A second and related critique is that, although the authors correctly point out that definitions of salience and valence are sometimes confused in the existing literature, they then go on themselves to use the terms very loosely. For example, the authors define these terms in such a way that every neuron that responds to at least one stimulus is either salience or valence-encoding. This seems far too broad, as it makes essentially unfalsifiable their assertion that the CeA encodes some mixture of salience and valence. I already noted above that simply having different responses to food and shock does not qualify as valence-encoding. It also seems to me that having same-direction responses to these two stimuli similarly does not quality a neuron as encoding salience. Many authors define salience as being related to the ability of a stimulus to attract attention (which is itself a complex topic).

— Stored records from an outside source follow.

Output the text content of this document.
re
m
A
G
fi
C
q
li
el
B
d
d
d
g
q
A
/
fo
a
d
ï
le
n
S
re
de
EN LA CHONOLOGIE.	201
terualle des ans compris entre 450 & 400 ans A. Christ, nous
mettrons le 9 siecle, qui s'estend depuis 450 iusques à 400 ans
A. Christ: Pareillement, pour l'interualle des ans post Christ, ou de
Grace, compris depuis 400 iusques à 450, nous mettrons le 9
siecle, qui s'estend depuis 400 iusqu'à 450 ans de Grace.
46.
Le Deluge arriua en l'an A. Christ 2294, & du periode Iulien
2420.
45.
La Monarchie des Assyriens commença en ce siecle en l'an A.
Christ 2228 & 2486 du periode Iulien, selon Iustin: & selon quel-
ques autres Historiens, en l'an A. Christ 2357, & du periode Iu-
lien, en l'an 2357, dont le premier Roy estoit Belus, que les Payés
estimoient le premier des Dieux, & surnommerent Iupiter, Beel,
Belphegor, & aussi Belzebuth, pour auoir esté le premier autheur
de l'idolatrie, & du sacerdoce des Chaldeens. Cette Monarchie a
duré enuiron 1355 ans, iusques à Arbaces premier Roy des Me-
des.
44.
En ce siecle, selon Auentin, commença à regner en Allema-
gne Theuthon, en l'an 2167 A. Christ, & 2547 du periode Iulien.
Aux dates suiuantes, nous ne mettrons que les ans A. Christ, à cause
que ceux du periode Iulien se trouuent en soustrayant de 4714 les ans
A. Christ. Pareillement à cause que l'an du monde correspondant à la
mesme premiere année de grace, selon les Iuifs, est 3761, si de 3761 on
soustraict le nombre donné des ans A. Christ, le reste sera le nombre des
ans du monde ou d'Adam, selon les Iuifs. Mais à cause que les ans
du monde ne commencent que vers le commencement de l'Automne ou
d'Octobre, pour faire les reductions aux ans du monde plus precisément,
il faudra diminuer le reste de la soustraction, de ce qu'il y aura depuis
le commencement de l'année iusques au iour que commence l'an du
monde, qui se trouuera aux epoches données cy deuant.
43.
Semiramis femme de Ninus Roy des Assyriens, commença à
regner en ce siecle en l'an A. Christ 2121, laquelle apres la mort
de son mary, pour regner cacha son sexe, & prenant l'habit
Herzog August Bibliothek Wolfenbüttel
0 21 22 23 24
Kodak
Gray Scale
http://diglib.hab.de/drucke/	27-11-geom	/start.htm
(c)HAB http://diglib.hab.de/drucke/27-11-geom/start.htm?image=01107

However, the current paper does not acknowledge whether they are using this, or any other definition of salience, nor is this explicitly tested, e.g. by comparing neural response magnitudes to any measure of attention.
The impression I get from the authors' data is that CeA neurons respond to motivationally relevant stimuli, but in a way that is possibly more complex than what the authors currently imply. At the same time, they appear to have collected a large and high-quality dataset that could profitably be made available for additional analyses by themselves and/or others.
Lastly, the use of 10 daily sessions of training with 20 trials each seems rather low to me. In our hands, Pavlovian training in mice requires considerably more trials in order to effectively elicit responses to the CS. I wonder if the relatively sparse training might explain the relative lack of CS responses?